While going through a book (Lectures on Boolean algebra, Halmos) I got struck at the following question :
Prove that every Boolean ring without a unit can be embedded in a Boolean ring with a unit.
If possible, give me an elementary proof of the theorem.
On
The most elementary proof is to consider $A'=\mathbf{2}\times A$, where $\mathbf{2}=\{0,1\}$ is the two element boolean ring. The operations are defined by
\begin{gather} (\alpha,a)+(\beta,b)=(\alpha+\beta,a+b)\\ (\alpha,a)(\beta,b)=(\alpha\beta,\alpha b+a\beta+ab) \end{gather} and $0a=0$, $1a=a$ by definition.
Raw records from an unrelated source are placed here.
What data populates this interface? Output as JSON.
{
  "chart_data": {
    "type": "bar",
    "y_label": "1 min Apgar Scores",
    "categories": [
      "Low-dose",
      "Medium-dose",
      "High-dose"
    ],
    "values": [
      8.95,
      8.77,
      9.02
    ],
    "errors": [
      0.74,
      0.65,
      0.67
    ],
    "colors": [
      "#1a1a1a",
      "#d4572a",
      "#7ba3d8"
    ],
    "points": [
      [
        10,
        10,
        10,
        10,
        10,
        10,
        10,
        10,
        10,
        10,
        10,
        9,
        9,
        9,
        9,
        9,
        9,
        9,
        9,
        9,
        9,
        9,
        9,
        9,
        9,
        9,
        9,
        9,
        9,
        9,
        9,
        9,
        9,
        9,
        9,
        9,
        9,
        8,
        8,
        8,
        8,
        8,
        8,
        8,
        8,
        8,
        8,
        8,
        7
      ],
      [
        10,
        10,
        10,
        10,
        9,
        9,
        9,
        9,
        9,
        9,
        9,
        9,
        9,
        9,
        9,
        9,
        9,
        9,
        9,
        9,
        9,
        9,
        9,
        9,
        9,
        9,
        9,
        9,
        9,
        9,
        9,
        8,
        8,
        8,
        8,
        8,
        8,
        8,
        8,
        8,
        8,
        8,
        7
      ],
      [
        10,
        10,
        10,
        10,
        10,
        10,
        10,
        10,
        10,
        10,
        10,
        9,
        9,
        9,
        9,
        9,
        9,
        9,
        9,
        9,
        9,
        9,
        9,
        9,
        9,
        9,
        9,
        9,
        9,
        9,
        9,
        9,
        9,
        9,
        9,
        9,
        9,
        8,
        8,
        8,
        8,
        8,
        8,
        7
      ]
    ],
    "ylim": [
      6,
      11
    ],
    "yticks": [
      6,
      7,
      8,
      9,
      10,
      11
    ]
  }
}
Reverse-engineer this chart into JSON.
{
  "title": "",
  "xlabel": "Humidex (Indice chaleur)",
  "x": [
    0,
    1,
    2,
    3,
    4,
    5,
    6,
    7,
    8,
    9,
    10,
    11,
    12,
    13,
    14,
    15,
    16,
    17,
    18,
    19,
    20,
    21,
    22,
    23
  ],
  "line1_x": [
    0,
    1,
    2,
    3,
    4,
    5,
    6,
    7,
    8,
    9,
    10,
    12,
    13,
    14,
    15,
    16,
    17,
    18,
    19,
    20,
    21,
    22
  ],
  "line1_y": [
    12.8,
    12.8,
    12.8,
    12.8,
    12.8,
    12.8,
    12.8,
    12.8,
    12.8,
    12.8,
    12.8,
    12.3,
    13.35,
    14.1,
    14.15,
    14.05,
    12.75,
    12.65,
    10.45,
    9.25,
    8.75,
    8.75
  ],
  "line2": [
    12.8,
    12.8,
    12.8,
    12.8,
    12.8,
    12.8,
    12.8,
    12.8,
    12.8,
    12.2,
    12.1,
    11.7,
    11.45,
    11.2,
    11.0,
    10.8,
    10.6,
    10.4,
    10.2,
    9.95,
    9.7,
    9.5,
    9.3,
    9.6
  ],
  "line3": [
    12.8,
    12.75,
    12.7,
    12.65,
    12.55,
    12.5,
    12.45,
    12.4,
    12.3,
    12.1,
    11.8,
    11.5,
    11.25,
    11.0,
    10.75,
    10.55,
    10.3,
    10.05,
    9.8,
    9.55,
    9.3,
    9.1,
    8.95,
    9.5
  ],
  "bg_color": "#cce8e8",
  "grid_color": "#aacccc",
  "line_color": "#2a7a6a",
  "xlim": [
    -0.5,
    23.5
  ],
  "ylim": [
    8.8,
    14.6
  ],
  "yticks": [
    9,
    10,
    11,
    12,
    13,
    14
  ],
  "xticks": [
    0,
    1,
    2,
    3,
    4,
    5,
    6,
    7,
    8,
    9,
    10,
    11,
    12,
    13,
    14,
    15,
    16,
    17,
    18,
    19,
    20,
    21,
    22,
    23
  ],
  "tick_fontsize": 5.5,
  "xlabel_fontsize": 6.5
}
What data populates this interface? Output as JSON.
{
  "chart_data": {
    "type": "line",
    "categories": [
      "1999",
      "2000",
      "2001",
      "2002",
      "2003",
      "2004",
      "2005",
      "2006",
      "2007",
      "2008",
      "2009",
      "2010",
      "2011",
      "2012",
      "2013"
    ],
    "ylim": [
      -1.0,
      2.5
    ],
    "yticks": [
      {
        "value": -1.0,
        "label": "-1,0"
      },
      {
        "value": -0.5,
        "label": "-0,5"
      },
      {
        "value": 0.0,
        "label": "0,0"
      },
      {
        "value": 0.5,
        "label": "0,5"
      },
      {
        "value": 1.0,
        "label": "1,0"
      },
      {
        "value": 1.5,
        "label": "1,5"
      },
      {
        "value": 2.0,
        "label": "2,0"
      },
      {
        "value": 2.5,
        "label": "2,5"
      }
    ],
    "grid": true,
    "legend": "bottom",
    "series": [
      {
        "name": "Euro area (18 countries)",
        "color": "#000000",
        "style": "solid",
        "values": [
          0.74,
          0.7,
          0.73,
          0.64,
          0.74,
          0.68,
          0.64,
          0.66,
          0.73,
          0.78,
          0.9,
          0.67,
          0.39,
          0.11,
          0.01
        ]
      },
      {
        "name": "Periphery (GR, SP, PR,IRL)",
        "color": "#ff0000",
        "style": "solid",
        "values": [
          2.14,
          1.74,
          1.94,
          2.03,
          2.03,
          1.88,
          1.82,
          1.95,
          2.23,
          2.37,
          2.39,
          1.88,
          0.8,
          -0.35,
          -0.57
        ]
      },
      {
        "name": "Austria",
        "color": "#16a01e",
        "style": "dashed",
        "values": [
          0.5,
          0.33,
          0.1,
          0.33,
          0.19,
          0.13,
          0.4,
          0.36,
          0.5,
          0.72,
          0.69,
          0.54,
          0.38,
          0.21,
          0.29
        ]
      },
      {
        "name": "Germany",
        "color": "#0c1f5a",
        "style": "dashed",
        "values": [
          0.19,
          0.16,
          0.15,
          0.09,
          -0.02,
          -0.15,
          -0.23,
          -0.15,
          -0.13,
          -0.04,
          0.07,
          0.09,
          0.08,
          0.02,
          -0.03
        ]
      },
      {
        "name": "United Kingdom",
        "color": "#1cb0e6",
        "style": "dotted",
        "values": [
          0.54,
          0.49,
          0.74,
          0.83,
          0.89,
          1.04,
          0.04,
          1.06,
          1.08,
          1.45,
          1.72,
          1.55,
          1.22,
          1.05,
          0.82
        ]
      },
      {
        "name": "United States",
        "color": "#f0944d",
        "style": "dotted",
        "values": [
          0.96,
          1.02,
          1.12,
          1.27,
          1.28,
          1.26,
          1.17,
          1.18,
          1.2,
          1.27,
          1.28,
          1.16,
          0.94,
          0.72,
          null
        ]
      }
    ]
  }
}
Proving that the axioms of rings are satisfied is easy. The map $A\to A'$ defined by $a\mapsto(0,a)$ is a ring homomorphism. Moreover $$ (\alpha,a)^2=(\alpha^2,\alpha a+a\alpha+a^2)=(\alpha,a) $$ so it is a Boolean ring. It has a unit, because $$ (\alpha,a)(1,0)=(\alpha,a). $$
This is the same as the usual Dorroh extension for generic rings (or $\mathbb{Z}$-algebras), only we use the fact that $A$ is a $\mathbf{2}$-algebra.
We are basically adding a complement to each element: indeed $(1,0)+(0,a)=(1,a)$, so $(1,a)$ is the complement of $(0,a)$.
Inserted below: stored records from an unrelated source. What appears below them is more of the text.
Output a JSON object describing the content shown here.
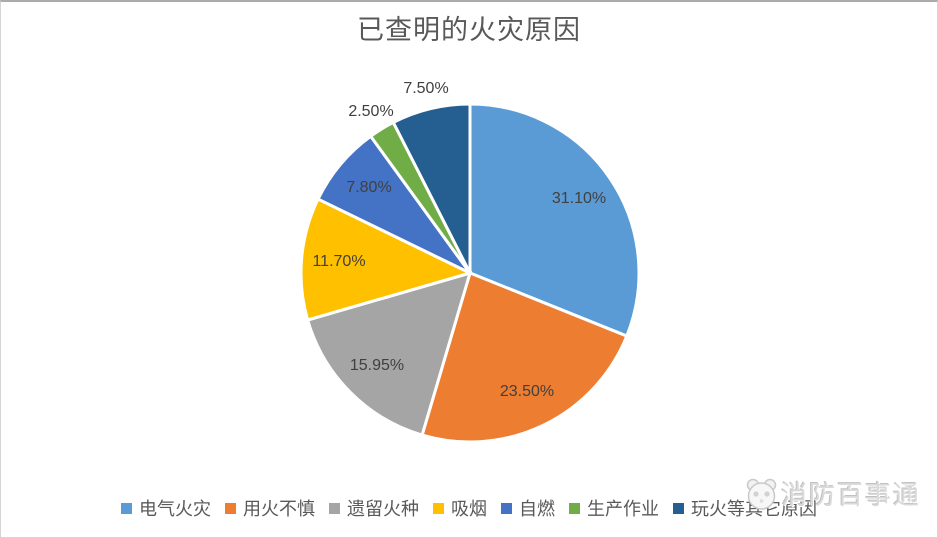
{
  "title": "已查明的火灾原因",
  "watermark": {
    "text": "消防百事通",
    "logo": "panda-face-icon"
  },
  "colors": {
    "title_text": "#595959",
    "label_text": "#404040",
    "legend_text": "#595959",
    "slice_gap_stroke": "#ffffff",
    "frame_border": "#d4d4d4"
  },
  "chart_data": {
    "type": "pie",
    "title": "已查明的火灾原因",
    "start_angle_deg": 0,
    "direction": "clockwise",
    "legend_position": "bottom",
    "data_labels": "percent",
    "slices": [
      {
        "label": "电气火灾",
        "value": 31.1,
        "display": "31.10%",
        "color": "#5B9BD5",
        "label_pos": "inside"
      },
      {
        "label": "用火不慎",
        "value": 23.5,
        "display": "23.50%",
        "color": "#ED7D31",
        "label_pos": "inside"
      },
      {
        "label": "遗留火种",
        "value": 15.95,
        "display": "15.95%",
        "color": "#A5A5A5",
        "label_pos": "inside"
      },
      {
        "label": "吸烟",
        "value": 11.7,
        "display": "11.70%",
        "color": "#FFC000",
        "label_pos": "inside"
      },
      {
        "label": "自燃",
        "value": 7.8,
        "display": "7.80%",
        "color": "#4472C4",
        "label_pos": "inside"
      },
      {
        "label": "生产作业",
        "value": 2.5,
        "display": "2.50%",
        "color": "#70AD47",
        "label_pos": "outside"
      },
      {
        "label": "玩火等其它原因",
        "value": 7.5,
        "display": "7.50%",
        "color": "#255E91",
        "label_pos": "outside"
      }
    ]
  }
}
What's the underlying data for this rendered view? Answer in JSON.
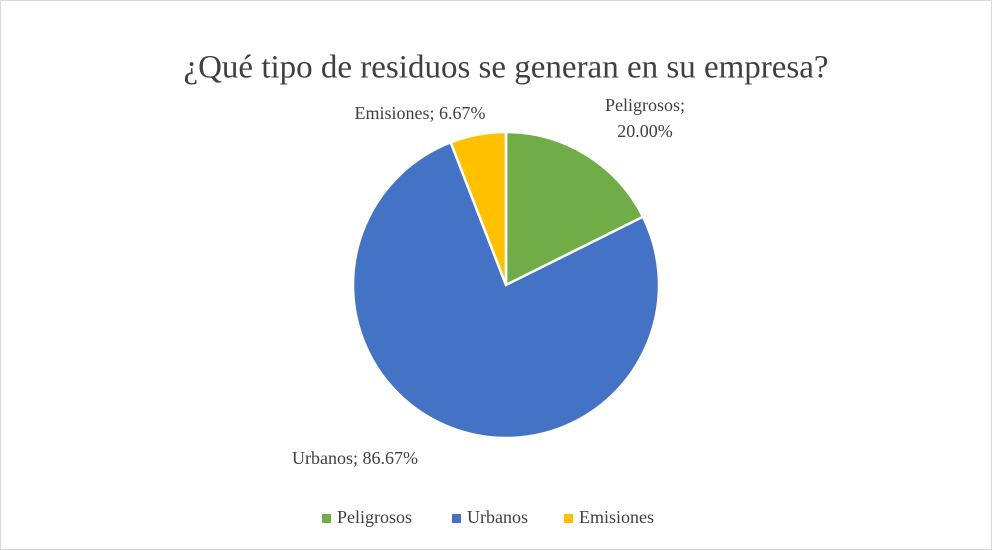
{
  "chart_data": {
    "type": "pie",
    "title": "¿Qué tipo de residuos se generan en su empresa?",
    "categories": [
      "Peligrosos",
      "Urbanos",
      "Emisiones"
    ],
    "values": [
      20,
      86.67,
      6.67
    ],
    "value_labels": [
      "Peligrosos; 20.00%",
      "Urbanos; 86.67%",
      "Emisiones; 6.67%"
    ],
    "colors": [
      "#70ad47",
      "#4472c4",
      "#ffc000"
    ],
    "legend": "bottom"
  }
}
Part of modern, abstract algebra is turning imagination into reality by fiat. This is a rather general technique: say you have some concrete object $A$ and you want an element with property $P$: then just adjoin a formal element to $A$ and quotient the result by the collection of all relations that must be satisfied by that element in order for that element to have property $P$. This approach can be used for multiple different elements, and in multiple different contexts (rings, groups, fields, etc.).
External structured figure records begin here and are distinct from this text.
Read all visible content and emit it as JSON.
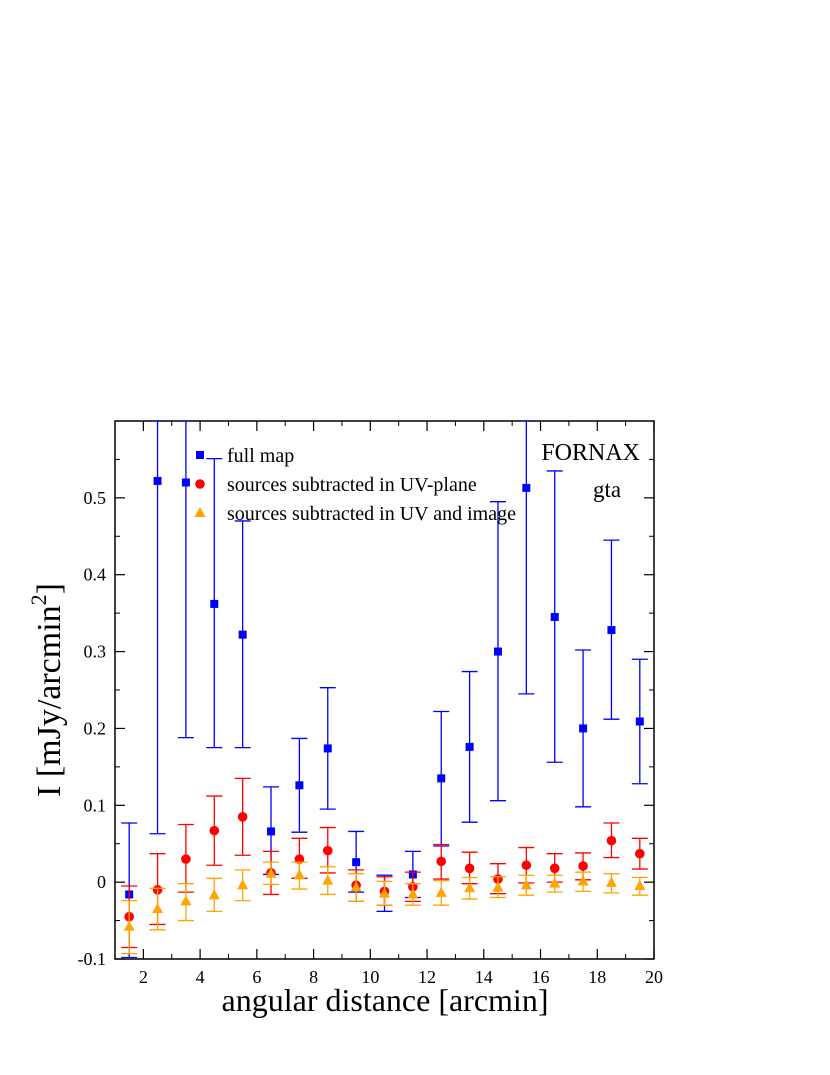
{
  "chart_data": {
    "type": "scatter",
    "xlabel": "angular distance [arcmin]",
    "ylabel_main": "I [mJy/arcmin",
    "ylabel_sup": "2",
    "ylabel_close": "]",
    "xlim": [
      1,
      20
    ],
    "ylim": [
      -0.1,
      0.6
    ],
    "xticks": [
      2,
      4,
      6,
      8,
      10,
      12,
      14,
      16,
      18,
      20
    ],
    "yticks": [
      -0.1,
      0,
      0.1,
      0.2,
      0.3,
      0.4,
      0.5
    ],
    "ytick_labels": [
      "-0.1",
      "0",
      "0.1",
      "0.2",
      "0.3",
      "0.4",
      "0.5"
    ],
    "annotations": [
      "FORNAX",
      "gta"
    ],
    "legend_position": "top-left",
    "series": [
      {
        "name": "full map",
        "color": "#0000ff",
        "marker": "square",
        "x": [
          1.5,
          2.5,
          3.5,
          4.5,
          5.5,
          6.5,
          7.5,
          8.5,
          9.5,
          10.5,
          11.5,
          12.5,
          13.5,
          14.5,
          15.5,
          16.5,
          17.5,
          18.5,
          19.5
        ],
        "y": [
          -0.016,
          0.522,
          0.52,
          0.362,
          0.322,
          0.066,
          0.126,
          0.174,
          0.026,
          -0.014,
          0.01,
          0.135,
          0.176,
          0.3,
          0.513,
          0.345,
          0.2,
          0.328,
          0.209
        ],
        "err_low": [
          -0.098,
          0.063,
          0.188,
          0.175,
          0.175,
          0.01,
          0.065,
          0.095,
          -0.013,
          -0.038,
          -0.02,
          0.047,
          0.078,
          0.106,
          0.245,
          0.156,
          0.098,
          0.212,
          0.128
        ],
        "err_high": [
          0.077,
          0.6,
          0.6,
          0.551,
          0.47,
          0.124,
          0.187,
          0.253,
          0.066,
          0.009,
          0.04,
          0.222,
          0.274,
          0.495,
          0.6,
          0.535,
          0.302,
          0.445,
          0.29
        ]
      },
      {
        "name": "sources subtracted in UV-plane",
        "color": "#ff0000",
        "marker": "circle",
        "x": [
          1.5,
          2.5,
          3.5,
          4.5,
          5.5,
          6.5,
          7.5,
          8.5,
          9.5,
          10.5,
          11.5,
          12.5,
          13.5,
          14.5,
          15.5,
          16.5,
          17.5,
          18.5,
          19.5
        ],
        "y": [
          -0.045,
          -0.01,
          0.03,
          0.067,
          0.085,
          0.012,
          0.03,
          0.041,
          -0.004,
          -0.012,
          -0.006,
          0.027,
          0.018,
          0.004,
          0.022,
          0.018,
          0.021,
          0.054,
          0.037
        ],
        "err_low": [
          -0.085,
          -0.055,
          -0.013,
          0.022,
          0.035,
          -0.016,
          0.005,
          0.012,
          -0.025,
          -0.03,
          -0.025,
          0.004,
          -0.002,
          -0.015,
          -0.001,
          0.0,
          0.003,
          0.032,
          0.017
        ],
        "err_high": [
          -0.005,
          0.037,
          0.075,
          0.112,
          0.135,
          0.04,
          0.057,
          0.071,
          0.016,
          0.007,
          0.013,
          0.049,
          0.039,
          0.024,
          0.045,
          0.037,
          0.038,
          0.077,
          0.057
        ]
      },
      {
        "name": "sources subtracted in UV and image",
        "color": "#ffa500",
        "marker": "triangle",
        "x": [
          1.5,
          2.5,
          3.5,
          4.5,
          5.5,
          6.5,
          7.5,
          8.5,
          9.5,
          10.5,
          11.5,
          12.5,
          13.5,
          14.5,
          15.5,
          16.5,
          17.5,
          18.5,
          19.5
        ],
        "y": [
          -0.058,
          -0.035,
          -0.025,
          -0.017,
          -0.004,
          0.011,
          0.009,
          0.002,
          -0.007,
          -0.015,
          -0.016,
          -0.014,
          -0.008,
          -0.007,
          -0.004,
          -0.002,
          0.001,
          -0.001,
          -0.005
        ],
        "err_low": [
          -0.093,
          -0.062,
          -0.05,
          -0.038,
          -0.024,
          -0.003,
          -0.009,
          -0.016,
          -0.025,
          -0.03,
          -0.03,
          -0.03,
          -0.022,
          -0.02,
          -0.017,
          -0.013,
          -0.012,
          -0.014,
          -0.017
        ],
        "err_high": [
          -0.024,
          -0.008,
          -0.002,
          0.005,
          0.016,
          0.026,
          0.026,
          0.02,
          0.011,
          0.001,
          -0.002,
          0.002,
          0.006,
          0.007,
          0.009,
          0.009,
          0.013,
          0.011,
          0.006
        ]
      }
    ]
  }
}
Now say $A$ is a Boolean ring (so it is commutative and has characteristic two, remember). We want a new element $\epsilon$ in it that acts as the identity. What relations does the identity need to satisfy; can you turn these relations into an ideal to quotient $A[\epsilon]$ by? Now you simply need to check that the quotient $A[\epsilon]/I$ is Boolean and unital and contains a copy of $A$ (i.e. $A\to A[\epsilon]/I$ is injective).